My electrostatic upgrade to the gravity tractor provides a "tow cable" that might be 4 orders of magnitude stronger, for very little added equipment to the spacecraft. Getting more deflection faster eases somewhat "killer" items (1) and (2), and, it just might make possible a second attempt if the first fails.
Item (2) - the response-time problem:
In my opinion, item (2) can be solved by dusting off the old 1950's "Project Orion" concept for nuclear explosion propulsion. That's the nearest-term super-powerful atomic rocket concept available, and we did everything but put one together and test it, back then.
There is also the solid core nuclear thermal rocket, which we actually did build and test quite successfully about 1959-1972. It is a lot less powerful than the explosion approach, but still far better than the best chemical rockets.
The solid core nuclear rocket has a more powerful cousin, gas core nuclear, which was well-studied experimentally, but never built and tested as a rocket engine, about 1965-1972. With any of these, the idea is to get out there very quickly, with multiple options for deflection forces, and do whatever is needed, based on what you find when you get there.
Item (1) - the distant-detection problem:
We need some observation equipment dispersed out there in space, all around the solar system, to find and characterize these things. Immensely-powerful propulsion would make this possible in a realistic fashion.
The key to all of this, and much more, is therefore immensely-powerful propulsion:
We need that nuclear explosion drive, and the gas core nuclear thermal rocket, for a variety of compelling reasons besides asteroid defense. Our past history with solid core nuclear thermal rockets says that neither of these is safe to do, down here on Earth.

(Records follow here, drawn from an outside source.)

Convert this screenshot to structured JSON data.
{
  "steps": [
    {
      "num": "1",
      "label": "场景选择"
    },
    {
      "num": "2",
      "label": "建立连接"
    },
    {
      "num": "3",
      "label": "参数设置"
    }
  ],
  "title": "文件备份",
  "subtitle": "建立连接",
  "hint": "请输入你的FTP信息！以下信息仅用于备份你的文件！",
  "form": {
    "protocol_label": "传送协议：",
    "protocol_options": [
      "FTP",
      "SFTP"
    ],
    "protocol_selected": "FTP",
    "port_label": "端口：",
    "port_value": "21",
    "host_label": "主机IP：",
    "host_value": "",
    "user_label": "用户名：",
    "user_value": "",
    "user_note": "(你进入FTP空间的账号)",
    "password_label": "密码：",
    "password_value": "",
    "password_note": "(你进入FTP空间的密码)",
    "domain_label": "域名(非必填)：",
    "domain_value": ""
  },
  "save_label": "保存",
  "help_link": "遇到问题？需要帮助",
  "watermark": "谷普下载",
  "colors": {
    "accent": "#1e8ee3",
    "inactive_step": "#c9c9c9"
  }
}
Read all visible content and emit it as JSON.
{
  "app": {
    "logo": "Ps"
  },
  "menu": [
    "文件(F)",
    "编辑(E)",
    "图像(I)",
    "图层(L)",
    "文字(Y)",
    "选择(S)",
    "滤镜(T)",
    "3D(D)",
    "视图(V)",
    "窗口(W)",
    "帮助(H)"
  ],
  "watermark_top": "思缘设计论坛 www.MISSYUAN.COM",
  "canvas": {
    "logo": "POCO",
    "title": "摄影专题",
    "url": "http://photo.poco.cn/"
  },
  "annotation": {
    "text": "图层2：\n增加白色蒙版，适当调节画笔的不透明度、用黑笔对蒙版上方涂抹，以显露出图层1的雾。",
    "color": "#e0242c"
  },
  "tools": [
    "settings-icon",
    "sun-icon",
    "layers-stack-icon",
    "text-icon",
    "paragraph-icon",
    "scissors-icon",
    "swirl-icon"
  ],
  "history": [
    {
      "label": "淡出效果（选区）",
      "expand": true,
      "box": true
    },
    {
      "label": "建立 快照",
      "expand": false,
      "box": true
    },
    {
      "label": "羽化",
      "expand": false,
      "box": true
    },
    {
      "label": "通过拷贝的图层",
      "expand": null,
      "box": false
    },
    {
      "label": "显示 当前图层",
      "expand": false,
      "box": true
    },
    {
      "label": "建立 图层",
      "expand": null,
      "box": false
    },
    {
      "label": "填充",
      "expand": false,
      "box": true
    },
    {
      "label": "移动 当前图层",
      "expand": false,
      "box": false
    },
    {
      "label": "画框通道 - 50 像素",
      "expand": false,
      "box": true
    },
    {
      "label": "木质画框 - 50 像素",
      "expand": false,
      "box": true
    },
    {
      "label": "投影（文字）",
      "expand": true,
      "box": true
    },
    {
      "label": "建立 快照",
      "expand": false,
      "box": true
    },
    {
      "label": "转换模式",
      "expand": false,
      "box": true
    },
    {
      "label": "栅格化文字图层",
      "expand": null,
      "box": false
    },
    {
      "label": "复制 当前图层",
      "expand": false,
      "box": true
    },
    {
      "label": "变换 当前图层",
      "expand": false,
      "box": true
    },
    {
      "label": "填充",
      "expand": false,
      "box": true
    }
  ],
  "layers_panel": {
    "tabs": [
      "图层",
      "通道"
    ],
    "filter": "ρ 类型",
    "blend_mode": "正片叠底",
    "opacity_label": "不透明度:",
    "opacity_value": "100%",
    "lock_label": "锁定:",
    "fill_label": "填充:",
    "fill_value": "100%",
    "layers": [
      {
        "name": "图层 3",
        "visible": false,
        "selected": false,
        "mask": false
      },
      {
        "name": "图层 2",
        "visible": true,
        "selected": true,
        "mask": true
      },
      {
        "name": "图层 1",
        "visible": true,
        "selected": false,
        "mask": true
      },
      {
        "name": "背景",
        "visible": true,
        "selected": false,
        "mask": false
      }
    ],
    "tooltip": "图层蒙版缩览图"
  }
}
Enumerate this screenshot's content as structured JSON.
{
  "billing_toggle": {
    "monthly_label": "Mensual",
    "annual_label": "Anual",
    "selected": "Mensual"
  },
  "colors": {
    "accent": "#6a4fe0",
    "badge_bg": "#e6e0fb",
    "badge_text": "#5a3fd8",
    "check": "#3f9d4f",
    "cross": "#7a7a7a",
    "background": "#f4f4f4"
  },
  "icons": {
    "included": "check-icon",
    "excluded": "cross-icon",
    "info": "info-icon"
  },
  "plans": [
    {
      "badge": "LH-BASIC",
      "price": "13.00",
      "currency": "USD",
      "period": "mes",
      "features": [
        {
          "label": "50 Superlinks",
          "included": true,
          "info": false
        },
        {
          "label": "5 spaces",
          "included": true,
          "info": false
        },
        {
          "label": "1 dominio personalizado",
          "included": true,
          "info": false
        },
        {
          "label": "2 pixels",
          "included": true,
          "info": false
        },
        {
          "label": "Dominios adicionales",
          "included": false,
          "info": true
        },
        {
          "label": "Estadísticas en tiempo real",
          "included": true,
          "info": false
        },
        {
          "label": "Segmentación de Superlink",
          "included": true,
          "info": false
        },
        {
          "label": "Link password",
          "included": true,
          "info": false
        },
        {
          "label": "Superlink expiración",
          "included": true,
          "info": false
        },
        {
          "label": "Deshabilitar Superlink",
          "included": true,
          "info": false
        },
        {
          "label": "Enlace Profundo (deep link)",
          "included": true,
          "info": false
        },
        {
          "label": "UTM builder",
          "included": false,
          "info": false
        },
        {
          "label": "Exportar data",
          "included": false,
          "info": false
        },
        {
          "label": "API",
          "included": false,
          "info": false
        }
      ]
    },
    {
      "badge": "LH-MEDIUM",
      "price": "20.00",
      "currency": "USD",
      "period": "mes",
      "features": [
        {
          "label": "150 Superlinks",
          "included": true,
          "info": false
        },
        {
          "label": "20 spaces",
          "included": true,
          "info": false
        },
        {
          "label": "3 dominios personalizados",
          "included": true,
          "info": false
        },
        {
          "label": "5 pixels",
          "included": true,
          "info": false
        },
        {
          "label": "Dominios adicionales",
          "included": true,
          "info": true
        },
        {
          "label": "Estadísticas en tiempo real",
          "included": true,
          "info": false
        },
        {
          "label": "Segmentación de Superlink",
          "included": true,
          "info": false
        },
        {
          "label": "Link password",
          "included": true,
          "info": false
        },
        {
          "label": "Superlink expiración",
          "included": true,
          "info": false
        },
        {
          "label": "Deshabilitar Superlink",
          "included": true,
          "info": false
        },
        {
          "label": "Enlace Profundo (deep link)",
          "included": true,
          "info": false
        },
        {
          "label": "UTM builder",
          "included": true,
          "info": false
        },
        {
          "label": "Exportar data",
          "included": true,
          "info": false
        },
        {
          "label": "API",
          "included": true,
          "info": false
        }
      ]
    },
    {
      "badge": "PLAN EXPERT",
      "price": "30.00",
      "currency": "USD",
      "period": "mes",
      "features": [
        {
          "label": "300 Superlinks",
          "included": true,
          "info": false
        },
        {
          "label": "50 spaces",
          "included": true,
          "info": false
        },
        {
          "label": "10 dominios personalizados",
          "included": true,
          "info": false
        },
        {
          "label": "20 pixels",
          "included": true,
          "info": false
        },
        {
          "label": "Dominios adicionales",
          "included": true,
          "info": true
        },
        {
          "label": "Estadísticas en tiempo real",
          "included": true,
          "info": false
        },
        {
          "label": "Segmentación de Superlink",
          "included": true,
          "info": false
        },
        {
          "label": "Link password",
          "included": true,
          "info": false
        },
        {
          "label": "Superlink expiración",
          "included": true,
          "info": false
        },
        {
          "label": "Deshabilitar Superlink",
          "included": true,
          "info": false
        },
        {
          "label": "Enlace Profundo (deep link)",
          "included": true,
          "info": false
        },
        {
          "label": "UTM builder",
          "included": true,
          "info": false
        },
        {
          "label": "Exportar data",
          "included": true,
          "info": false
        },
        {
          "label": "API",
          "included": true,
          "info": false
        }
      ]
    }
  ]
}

Space stations are no help. You cannot develop rocket engines hanging weightless in space, where every test is a flight test.
But, as if made-to-order by God for us, the moon waits, only 240,000 miles from home. Airless, waterless, and uninhabited, it truly is a safe place to test dangerous things.
I cannot think of a better reason to go back to the moon, than to test and develop those immensely-powerful atomic rockets.
G.W. Johnson 4-21-09